Our project helps farm families by putting more money in their pockets and saving them the time of having to do their own post-harvest processing. These are very good and important things.

However, paving roads is the real solution and that is generally done by governments. In theory, a whole bunch of cacao farmers could pool money and start paving roads, but that is very unlikely. Public infrastructure is considered to be a job for government.

But the canyon where we buy cacao is so remote and relatively sparsely populated, that the government doesn't pay much attention to it. Given this reality, how much good does being able to upload a video actually do?

Does it change anything in reality? Or is it simply entertainment? I don't know the answer to that.

I do know this though.

Real world problems must be solved in the real world. We can have video calls with our team in campo all day long and they can be good for brainstorming.

Eventually though, somebody is going to have to put on rubber boots, a blue rain tarp, goggles, a waterproof hat, a machete holster on their waste, a first aid kit in the storage department on the back of their motorcycle, and they are going to have to drive off the end of the asphalt road and back into the mud.

I can show you videos all day of washed-out adobe houses and thin aluminum roofs battered by the rain until they cave in and fold in half down the middle and collapse into a living room. But those videos don't solve the problems on the ground.

In these cases, internet technology doesn't help one bit. All that can help is more resources and more intelligence and more effort out in the real world.
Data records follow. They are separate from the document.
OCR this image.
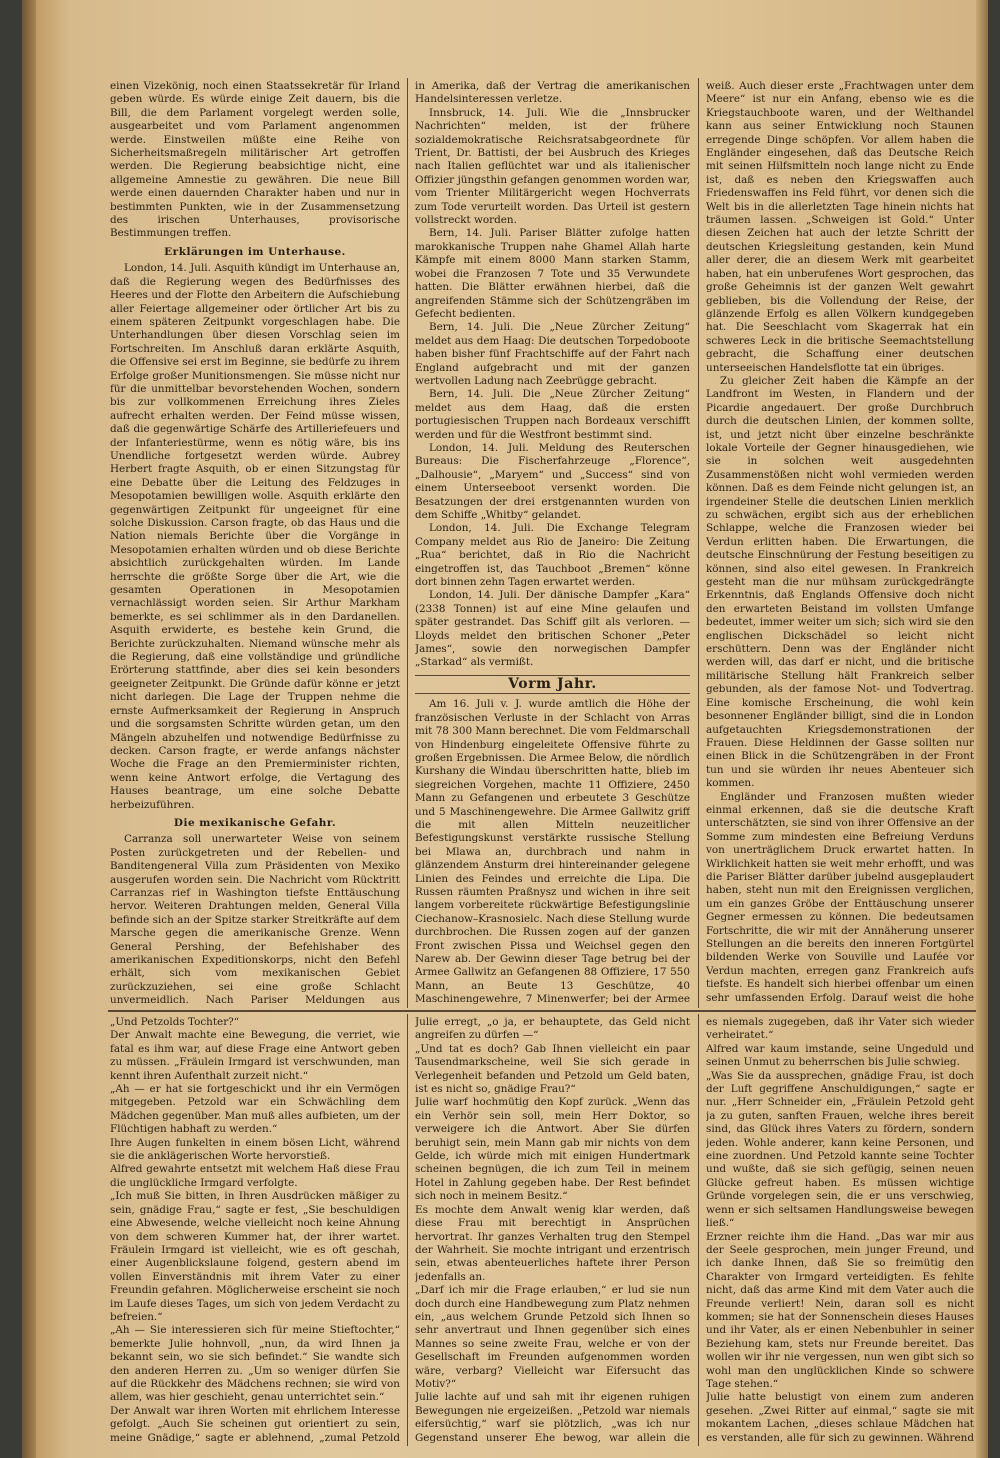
einen Vizekönig, noch einen Staatssekretär für Irland geben würde. Es würde einige Zeit dauern, bis die Bill, die dem Parlament vorgelegt werden solle, ausgearbeitet und vom Parlament angenommen werde. Einstweilen müßte eine Reihe von Sicherheitsmaßregeln militärischer Art getroffen werden. Die Regierung beabsichtige nicht, eine allgemeine Amnestie zu gewähren. Die neue Bill werde einen dauernden Charakter haben und nur in bestimmten Punkten, wie in der Zusammensetzung des irischen Unterhauses, provisorische Bestimmungen treffen.

Erklärungen im Unterhause.

London, 14. Juli. Asquith kündigt im Unterhause an, daß die Regierung wegen des Bedürfnisses des Heeres und der Flotte den Arbeitern die Aufschiebung aller Feiertage allgemeiner oder örtlicher Art bis zu einem späteren Zeitpunkt vorgeschlagen habe. Die Unterhandlungen über diesen Vorschlag seien im Fortschreiten. Im Anschluß daran erklärte Asquith, die Offensive sei erst im Beginne, sie bedürfe zu ihrem Erfolge großer Munitionsmengen. Sie müsse nicht nur für die unmittelbar bevorstehenden Wochen, sondern bis zur vollkommenen Erreichung ihres Zieles aufrecht erhalten werden. Der Feind müsse wissen, daß die gegenwärtige Schärfe des Artilleriefeuers und der Infanteriestürme, wenn es nötig wäre, bis ins Unendliche fortgesetzt werden würde. Aubrey Herbert fragte Asquith, ob er einen Sitzungstag für eine Debatte über die Leitung des Feldzuges in Mesopotamien bewilligen wolle. Asquith erklärte den gegenwärtigen Zeitpunkt für ungeeignet für eine solche Diskussion. Carson fragte, ob das Haus und die Nation niemals Berichte über die Vorgänge in Mesopotamien erhalten würden und ob diese Berichte absichtlich zurückgehalten würden. Im Lande herrschte die größte Sorge über die Art, wie die gesamten Operationen in Mesopotamien vernachlässigt worden seien. Sir Arthur Markham bemerkte, es sei schlimmer als in den Dardanellen. Asquith erwiderte, es bestehe kein Grund, die Berichte zurückzuhalten. Niemand wünsche mehr als die Regierung, daß eine vollständige und gründliche Erörterung stattfinde, aber dies sei kein besonders geeigneter Zeitpunkt. Die Gründe dafür könne er jetzt nicht darlegen. Die Lage der Truppen nehme die ernste Aufmerksamkeit der Regierung in Anspruch und die sorgsamsten Schritte würden getan, um den Mängeln abzuhelfen und notwendige Bedürfnisse zu decken. Carson fragte, er werde anfangs nächster Woche die Frage an den Premierminister richten, wenn keine Antwort erfolge, die Vertagung des Hauses beantrage, um eine solche Debatte herbeizuführen.

Die mexikanische Gefahr.

Carranza soll unerwarteter Weise von seinem Posten zurückgetreten und der Rebellen- und Banditengeneral Villa zum Präsidenten von Mexiko ausgerufen worden sein. Die Nachricht vom Rücktritt Carranzas rief in Washington tiefste Enttäuschung hervor. Weiteren Drahtungen melden, General Villa befinde sich an der Spitze starker Streitkräfte auf dem Marsche gegen die amerikanische Grenze. Wenn General Pershing, der Befehlshaber des amerikanischen Expeditionskorps, nicht den Befehl erhält, sich vom mexikanischen Gebiet zurückzuziehen, sei eine große Schlacht unvermeidlich. Nach Pariser Meldungen aus

in Amerika, daß der Vertrag die amerikanischen Handelsinteressen verletze.

Innsbruck, 14. Juli. Wie die „Innsbrucker Nachrichten“ melden, ist der frühere sozialdemokratische Reichsratsabgeordnete für Trient, Dr. Battisti, der bei Ausbruch des Krieges nach Italien geflüchtet war und als italienischer Offizier jüngsthin gefangen genommen worden war, vom Trienter Militärgericht wegen Hochverrats zum Tode verurteilt worden. Das Urteil ist gestern vollstreckt worden.

Bern, 14. Juli. Pariser Blätter zufolge hatten marokkanische Truppen nahe Ghamel Allah harte Kämpfe mit einem 8000 Mann starken Stamm, wobei die Franzosen 7 Tote und 35 Verwundete hatten. Die Blätter erwähnen hierbei, daß die angreifenden Stämme sich der Schützengräben im Gefecht bedienten.

Bern, 14. Juli. Die „Neue Zürcher Zeitung“ meldet aus dem Haag: Die deutschen Torpedoboote haben bisher fünf Frachtschiffe auf der Fahrt nach England aufgebracht und mit der ganzen wertvollen Ladung nach Zeebrügge gebracht.

Bern, 14. Juli. Die „Neue Zürcher Zeitung“ meldet aus dem Haag, daß die ersten portugiesischen Truppen nach Bordeaux verschifft werden und für die Westfront bestimmt sind.

London, 14. Juli. Meldung des Reuterschen Bureaus: Die Fischerfahrzeuge „Florence“, „Dalhousie“, „Maryem“ und „Success“ sind von einem Unterseeboot versenkt worden. Die Besatzungen der drei erstgenannten wurden von dem Schiffe „Whitby“ gelandet.

London, 14. Juli. Die Exchange Telegram Company meldet aus Rio de Janeiro: Die Zeitung „Rua“ berichtet, daß in Rio die Nachricht eingetroffen ist, das Tauchboot „Bremen“ könne dort binnen zehn Tagen erwartet werden.

London, 14. Juli. Der dänische Dampfer „Kara“ (2338 Tonnen) ist auf eine Mine gelaufen und später gestrandet. Das Schiff gilt als verloren. — Lloyds meldet den britischen Schoner „Peter James“, sowie den norwegischen Dampfer „Starkad“ als vermißt.

Vorm Jahr.

Am 16. Juli v. J. wurde amtlich die Höhe der französischen Verluste in der Schlacht von Arras mit 78 300 Mann berechnet. Die vom Feldmarschall von Hindenburg eingeleitete Offensive führte zu großen Ergebnissen. Die Armee Below, die nördlich Kurshany die Windau überschritten hatte, blieb im siegreichen Vorgehen, machte 11 Offiziere, 2450 Mann zu Gefangenen und erbeutete 3 Geschütze und 5 Maschinengewehre. Die Armee Gallwitz griff die mit allen Mitteln neuzeitlicher Befestigungskunst verstärkte russische Stellung bei Mlawa an, durchbrach und nahm in glänzendem Ansturm drei hintereinander gelegene Linien des Feindes und erreichte die Lipa. Die Russen räumten Praßnysz und wichen in ihre seit langem vorbereitete rückwärtige Befestigungslinie Ciechanow–Krasnosielc. Nach diese Stellung wurde durchbrochen. Die Russen zogen auf der ganzen Front zwischen Pissa und Weichsel gegen den Narew ab. Der Gewinn dieser Tage betrug bei der Armee Gallwitz an Gefangenen 88 Offiziere, 17 550 Mann, an Beute 13 Geschütze, 40 Maschinengewehre, 7 Minenwerfer; bei der Armee

weiß. Auch dieser erste „Frachtwagen unter dem Meere“ ist nur ein Anfang, ebenso wie es die Kriegstauchboote waren, und der Welthandel kann aus seiner Entwicklung noch Staunen erregende Dinge schöpfen. Vor allem haben die Engländer eingesehen, daß das Deutsche Reich mit seinen Hilfsmitteln noch lange nicht zu Ende ist, daß es neben den Kriegswaffen auch Friedenswaffen ins Feld führt, vor denen sich die Welt bis in die allerletzten Tage hinein nichts hat träumen lassen. „Schweigen ist Gold.“ Unter diesen Zeichen hat auch der letzte Schritt der deutschen Kriegsleitung gestanden, kein Mund aller derer, die an diesem Werk mit gearbeitet haben, hat ein unberufenes Wort gesprochen, das große Geheimnis ist der ganzen Welt gewahrt geblieben, bis die Vollendung der Reise, der glänzende Erfolg es allen Völkern kundgegeben hat. Die Seeschlacht vom Skagerrak hat ein schweres Leck in die britische Seemachtstellung gebracht, die Schaffung einer deutschen unterseeischen Handelsflotte tat ein übriges.

Zu gleicher Zeit haben die Kämpfe an der Landfront im Westen, in Flandern und der Picardie angedauert. Der große Durchbruch durch die deutschen Linien, der kommen sollte, ist, und jetzt nicht über einzelne beschränkte lokale Vorteile der Gegner hinausgediehen, wie sie in solchen weit ausgedehnten Zusammenstößen nicht wohl vermieden werden können. Daß es dem Feinde nicht gelungen ist, an irgendeiner Stelle die deutschen Linien merklich zu schwächen, ergibt sich aus der erheblichen Schlappe, welche die Franzosen wieder bei Verdun erlitten haben. Die Erwartungen, die deutsche Einschnürung der Festung beseitigen zu können, sind also eitel gewesen. In Frankreich gesteht man die nur mühsam zurückgedrängte Erkenntnis, daß Englands Offensive doch nicht den erwarteten Beistand im vollsten Umfange bedeutet, immer weiter um sich; sich wird sie den englischen Dickschädel so leicht nicht erschüttern. Denn was der Engländer nicht werden will, das darf er nicht, und die britische militärische Stellung hält Frankreich selber gebunden, als der famose Not- und Todvertrag. Eine komische Erscheinung, die wohl kein besonnener Engländer billigt, sind die in London aufgetauchten Kriegsdemonstrationen der Frauen. Diese Heldinnen der Gasse sollten nur einen Blick in die Schützengräben in der Front tun und sie würden ihr neues Abenteuer sich kommen.

Engländer und Franzosen mußten wieder einmal erkennen, daß sie die deutsche Kraft unterschätzten, sie sind von ihrer Offensive an der Somme zum mindesten eine Befreiung Verduns von unerträglichem Druck erwartet hatten. In Wirklichkeit hatten sie weit mehr erhofft, und was die Pariser Blätter darüber jubelnd ausgeplaudert haben, steht nun mit den Ereignissen verglichen, um ein ganzes Gröbe der Enttäuschung unserer Gegner ermessen zu können. Die bedeutsamen Fortschritte, die wir mit der Annäherung unserer Stellungen an die bereits den inneren Fortgürtel bildenden Werke von Souville und Laufée vor Verdun machten, erregen ganz Frankreich aufs tiefste. Es handelt sich hierbei offenbar um einen sehr umfassenden Erfolg. Darauf weist die hohe

„Und Petzolds Tochter?“
Der Anwalt machte eine Bewegung, die verriet, wie fatal es ihm war, auf diese Frage eine Antwort geben zu müssen. „Fräulein Irmgard ist verschwunden, man kennt ihren Aufenthalt zurzeit nicht.“
„Ah — er hat sie fortgeschickt und ihr ein Vermögen mitgegeben. Petzold war ein Schwächling dem Mädchen gegenüber. Man muß alles aufbieten, um der Flüchtigen habhaft zu werden.“
Ihre Augen funkelten in einem bösen Licht, während sie die anklägerischen Worte hervorstieß.
Alfred gewahrte entsetzt mit welchem Haß diese Frau die unglückliche Irmgard verfolgte.
„Ich muß Sie bitten, in Ihren Ausdrücken mäßiger zu sein, gnädige Frau,“ sagte er fest, „Sie beschuldigen eine Abwesende, welche vielleicht noch keine Ahnung von dem schweren Kummer hat, der ihrer wartet. Fräulein Irmgard ist vielleicht, wie es oft geschah, einer Augenblickslaune folgend, gestern abend im vollen Einverständnis mit ihrem Vater zu einer Freundin gefahren. Möglicherweise erscheint sie noch im Laufe dieses Tages, um sich von jedem Verdacht zu befreien.“
„Ah — Sie interessieren sich für meine Stieftochter,“ bemerkte Julie hohnvoll, „nun, da wird Ihnen ja bekannt sein, wo sie sich befindet.“ Sie wandte sich den anderen Herren zu. „Um so weniger dürfen Sie auf die Rückkehr des Mädchens rechnen; sie wird von allem, was hier geschieht, genau unterrichtet sein.“
Der Anwalt war ihren Worten mit ehrlichem Interesse gefolgt. „Auch Sie scheinen gut orientiert zu sein, meine Gnädige,“ sagte er ablehnend, „zumal Petzold

Julie erregt, „o ja, er behauptete, das Geld nicht angreifen zu dürfen —“
„Und tat es doch? Gab Ihnen vielleicht ein paar Tausendmarkscheine, weil Sie sich gerade in Verlegenheit befanden und Petzold um Geld baten, ist es nicht so, gnädige Frau?“
Julie warf hochmütig den Kopf zurück. „Wenn das ein Verhör sein soll, mein Herr Doktor, so verweigere ich die Antwort. Aber Sie dürfen beruhigt sein, mein Mann gab mir nichts von dem Gelde, ich würde mich mit einigen Hundertmark scheinen begnügen, die ich zum Teil in meinem Hotel in Zahlung gegeben habe. Der Rest befindet sich noch in meinem Besitz.“
Es mochte dem Anwalt wenig klar werden, daß diese Frau mit berechtigt in Ansprüchen hervortrat. Ihr ganzes Verhalten trug den Stempel der Wahrheit. Sie mochte intrigant und erzentrisch sein, etwas abenteuerliches haftete ihrer Person jedenfalls an.
„Darf ich mir die Frage erlauben,“ er lud sie nun doch durch eine Handbewegung zum Platz nehmen ein, „aus welchem Grunde Petzold sich Ihnen so sehr anvertraut und Ihnen gegenüber sich eines Mannes so seine zweite Frau, welche er von der Gesellschaft im Freunden aufgenommen worden wäre, verbarg? Vielleicht war Eifersucht das Motiv?“
Julie lachte auf und sah mit ihr eigenen ruhigen Bewegungen nie ergeizeißen. „Petzold war niemals eifersüchtig,“ warf sie plötzlich, „was ich nur Gegenstand unserer Ehe bewog, war allein die

es niemals zugegeben, daß ihr Vater sich wieder verheiratet.“
Alfred war kaum imstande, seine Ungeduld und seinen Unmut zu beherrschen bis Julie schwieg.
„Was Sie da aussprechen, gnädige Frau, ist doch der Luft gegriffene Anschuldigungen,“ sagte er nur. „Herr Schneider ein, „Fräulein Petzold geht ja zu guten, sanften Frauen, welche ihres bereit sind, das Glück ihres Vaters zu fördern, sondern jeden. Wohle anderer, kann keine Personen, und eine zuordnen. Und Petzold kannte seine Tochter und wußte, daß sie sich gefügig, seinen neuen Glücke gefreut haben. Es müssen wichtige Gründe vorgelegen sein, die er uns verschwieg, wenn er sich seltsamen Handlungsweise bewegen ließ.“
Erzner reichte ihm die Hand. „Das war mir aus der Seele gesprochen, mein junger Freund, und ich danke Ihnen, daß Sie so freimütig den Charakter von Irmgard verteidigten. Es fehlte nicht, daß das arme Kind mit dem Vater auch die Freunde verliert! Nein, daran soll es nicht kommen; sie hat der Sonnenschein dieses Hauses und ihr Vater, als er einen Nebenbuhler in seiner Beziehung kam, stets nur Freunde bereitet. Das wollen wir ihr nie vergessen, nun wen gibt sich so wohl man den unglücklichen Kinde so schwere Tage stehen.“
Julie hatte belustigt von einem zum anderen gesehen. „Zwei Ritter auf einmal,“ sagte sie mit mokantem Lachen, „dieses schlaue Mädchen hat es verstanden, alle für sich zu gewinnen. Während
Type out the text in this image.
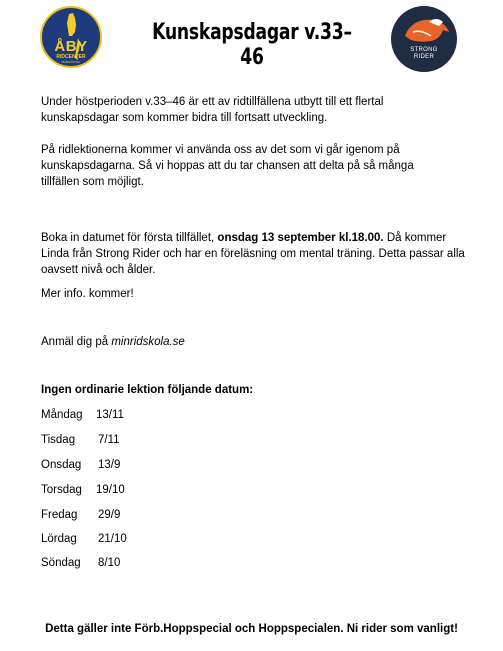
ÅBY
RIDCENTER
MÖRKÖPING
Kunskapsdagar v.33–46	STRONG
RIDER

Under höstperioden v.33–46 är ett av ridtillfällena utbytt till ett flertal kunskapsdagar som kommer bidra till fortsatt utveckling.

På ridlektionerna kommer vi använda oss av det som vi går igenom på kunskapsdagarna. Så vi hoppas att du tar chansen att delta på så många tillfällen som möjligt.

Boka in datumet för första tillfället, onsdag 13 september kl.18.00. Då kommer Linda från Strong Rider och har en föreläsning om mental träning. Detta passar alla oavsett nivå och ålder.

Mer info. kommer!

Anmäl dig på minridskola.se

Ingen ordinarie lektion följande datum:
Måndag 13/11
Tisdag 7/11
Onsdag 13/9
Torsdag 19/10
Fredag 29/9
Lördag 21/10
Söndag 8/10
Detta gäller inte Förb.Hoppspecial och Hoppspecialen. Ni rider som vanligt!
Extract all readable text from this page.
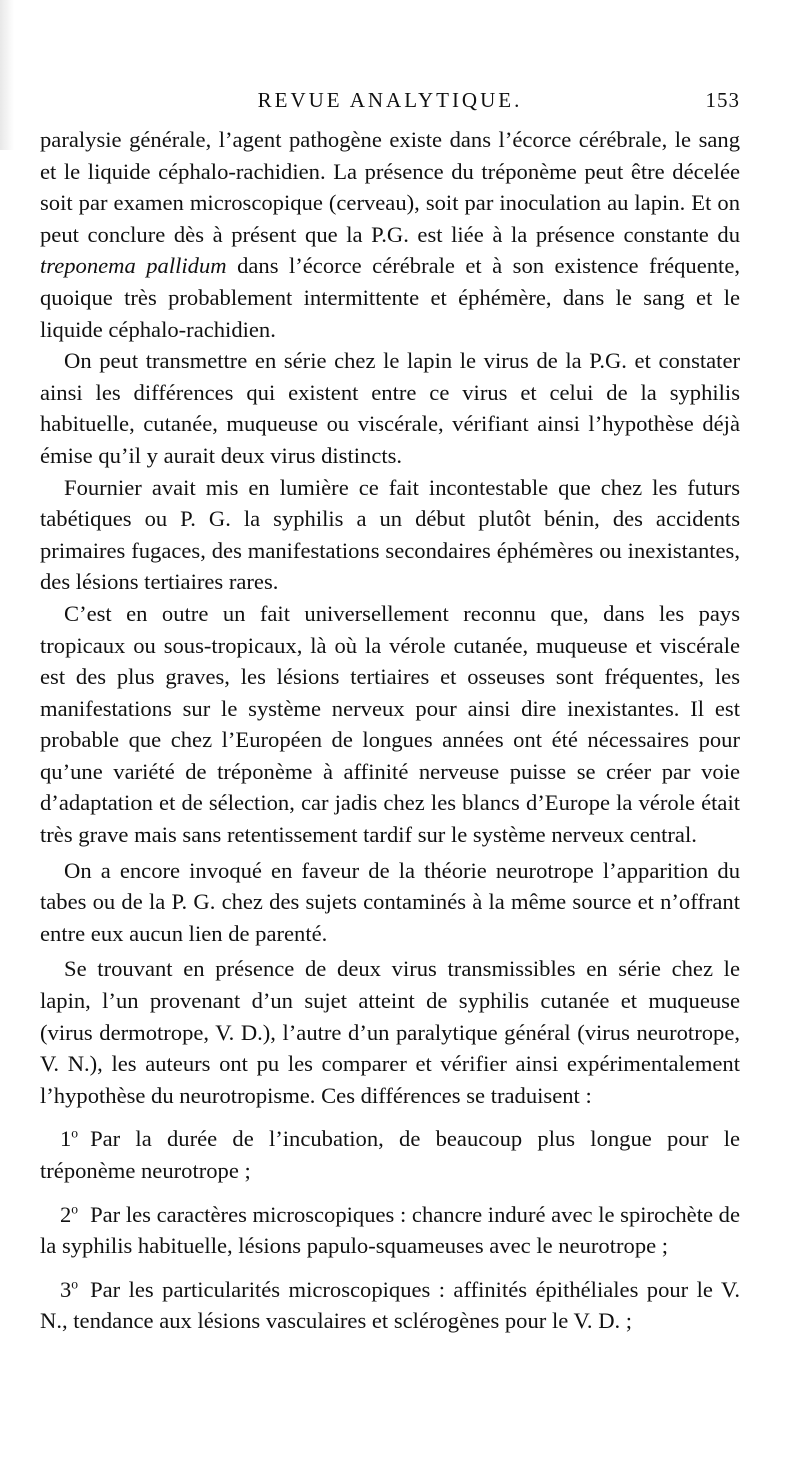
REVUE ANALYTIQUE.	153

paralysie générale, l’agent pathogène existe dans l’écorce cérébrale, le sang et le liquide céphalo-rachidien. La présence du tréponème peut être décelée soit par examen microscopique (cerveau), soit par inoculation au lapin. Et on peut conclure dès à présent que la P.G. est liée à la présence constante du treponema pallidum dans l’écorce cérébrale et à son existence fréquente, quoique très probablement intermittente et éphémère, dans le sang et le liquide céphalo-rachidien.

On peut transmettre en série chez le lapin le virus de la P.G. et constater ainsi les différences qui existent entre ce virus et celui de la syphilis habituelle, cutanée, muqueuse ou viscérale, vérifiant ainsi l’hypothèse déjà émise qu’il y aurait deux virus distincts.

Fournier avait mis en lumière ce fait incontestable que chez les futurs tabétiques ou P. G. la syphilis a un début plutôt bénin, des accidents primaires fugaces, des manifestations secondaires éphémères ou inexistantes, des lésions tertiaires rares.

C’est en outre un fait universellement reconnu que, dans les pays tropicaux ou sous-tropicaux, là où la vérole cutanée, muqueuse et viscérale est des plus graves, les lésions tertiaires et osseuses sont fréquentes, les manifestations sur le système nerveux pour ainsi dire inexistantes. Il est probable que chez l’Européen de longues années ont été nécessaires pour qu’une variété de tréponème à affinité nerveuse puisse se créer par voie d’adaptation et de sélection, car jadis chez les blancs d’Europe la vérole était très grave mais sans retentissement tardif sur le système nerveux central.

On a encore invoqué en faveur de la théorie neurotrope l’apparition du tabes ou de la P. G. chez des sujets contaminés à la même source et n’offrant entre eux aucun lien de parenté.

Se trouvant en présence de deux virus transmissibles en série chez le lapin, l’un provenant d’un sujet atteint de syphilis cutanée et muqueuse (virus dermotrope, V. D.), l’autre d’un paralytique général (virus neurotrope, V. N.), les auteurs ont pu les comparer et vérifier ainsi expérimentalement l’hypothèse du neurotropisme. Ces différences se traduisent :

1$^o$ Par la durée de l’incubation, de beaucoup plus longue pour le tréponème neurotrope ;

2$^o$ Par les caractères microscopiques : chancre induré avec le spirochète de la syphilis habituelle, lésions papulo-squameuses avec le neurotrope ;

3$^o$ Par les particularités microscopiques : affinités épithéliales pour le V. N., tendance aux lésions vasculaires et sclérogènes pour le V. D. ;
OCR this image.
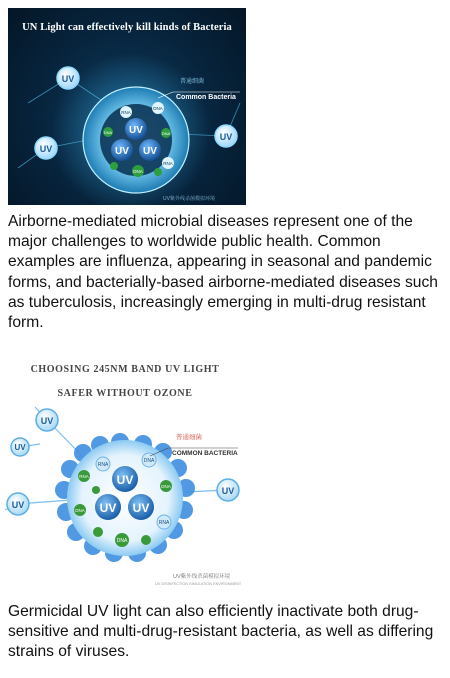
UN Light can effectively kill kinds of Bacteria
UV
UV UV
RNA
DNA
RNA
DNA
DNA	DNA
UV
UV
UV
普通细菌
Common Bacteria
UV紫外线杀菌模拟环境

Airborne-mediated microbial diseases represent one of the major challenges to worldwide public health. Common examples are influenza, appearing in seasonal and pandemic forms, and bacterially-based airborne-mediated diseases such as tuberculosis, increasingly emerging in multi-drug resistant form.

CHOOSING 245NM BAND UV LIGHT
SAFER WITHOUT OZONE
UV
UV UV
RNA
DNA
RNA
RNA
DNA
DNA
DNA
UV
UV
UV
UV
普通细菌
COMMON BACTERIA
UV紫外线杀菌模拟环境
UV DISINFECTION SIMULATION ENVIRONMENT

Germicidal UV light can also efficiently inactivate both drug-sensitive and multi-drug-resistant bacteria, as well as differing strains of viruses.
Along those lines, I am proud to say that we have all of the systems stuff built for our new word of mouth program. As I wrote about a week ago, we are going to axe our entire marketing budget in favor of this new program. Customers will be able to get a link that looks something like this: www.fortunatochocolate.com/adam.

If you let your friends know about our chocolate and send them your link, and if they click through your link and make a purchase, we'll pay you a 6% commission on every sale made through your link. Additionally, we'll send a matching 6% down to the cacao farmers association.

The money we send down to Peru will be used for purchasing school supplies for cacao farm children, bringing in medicine, taking necessities out to farms when the roads are washed out, building lodging for agrotourism, investing in machinery so that our cacao farm partners can produce nibs and cocoa butter in campo for us in the future to earn even more, and much, much more.

This is why it will behoove referred friends to purchase through your link instead of going straight to our website. That is how we will be able to track sales back to you and earmark the money.

One customer has recommended that we make it possible for customers to defer their commission in order to send the entire 12% down to Peru. We are going to make that a possibility as well.

However, we do want this to be a way for our wonderful friends and customers to earn a little walking around money.

Believe me, we'd much rather you have that money in your bank account than for Google and Facebook to have it in theirs. We'll be testing the system over the next couple of weeks and then we'll launch it and hopefully by the end of May, we'll have a good chunk of money to send down.

If we stick with this for the next several years, which we will, we can make a very big impact in a deserving community.

I am running out of space and steam for now.

Thank you so, so much for your time today.

I hope that you have a truly blessed day!